The Clankers are the Central Powers (Austria-Hungary, Germany, the Ottoman Empire, Bulgaria). Their technology is machine-based, but it's not like any machines you or I know. Their machines are giant robots, that people ride and power from inside, a little like Transformers or a lot like the mecha from anime.
The story starts right at the precipice of war and alternates back and forth between the point of view of two narrators, Deryn Sharp and Aleksandar (Alek) Ferdinand. Deryn is an English (Darwinist) girl who just wants to fly beasties. But only boys can join the air force. So, there's only one thing to do — pretend to be a boy. Alek is the prince of the Austro-Hungarian Empire (a Clanker power), and he's on the run from the people who assassinated his parents. (This isn't made up; the assassination of Archduke Franz Ferdinand of Austria really caused the start of World War I). And when their paths cross, it could change the course of the war and history forever. I say "could" because the book ends on a cliffhanger with the promise of an action-packed sequel.

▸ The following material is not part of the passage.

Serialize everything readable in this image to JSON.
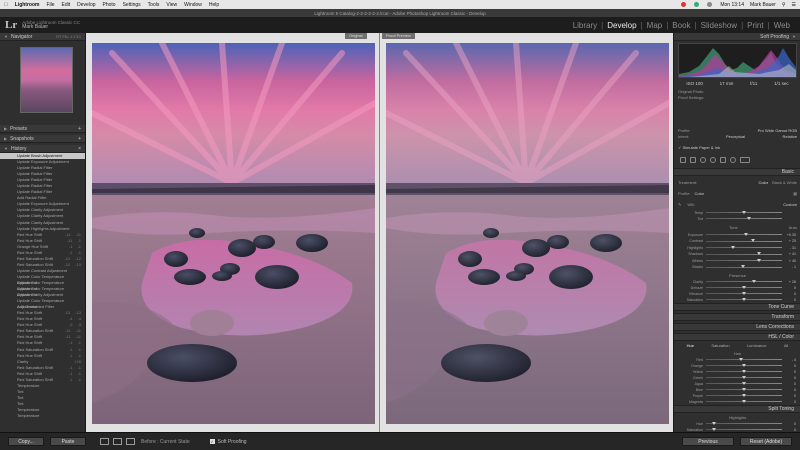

If you're worried you don't "get" the technology or that you don't know enough about World War I, don't worry. The book starts slow and explains everything you need to know. (On the other hand, if you're a WWI buff, you might find the beginning a little too slow). The technology is wonderfully fantastical and World War I is the perfect backdrop for Westerfeld's heart-pounding action sequences. So if you’re a fan of history, sci-fi, action or fantasy, you are sure to love Leviathan by Scott Westerfeld.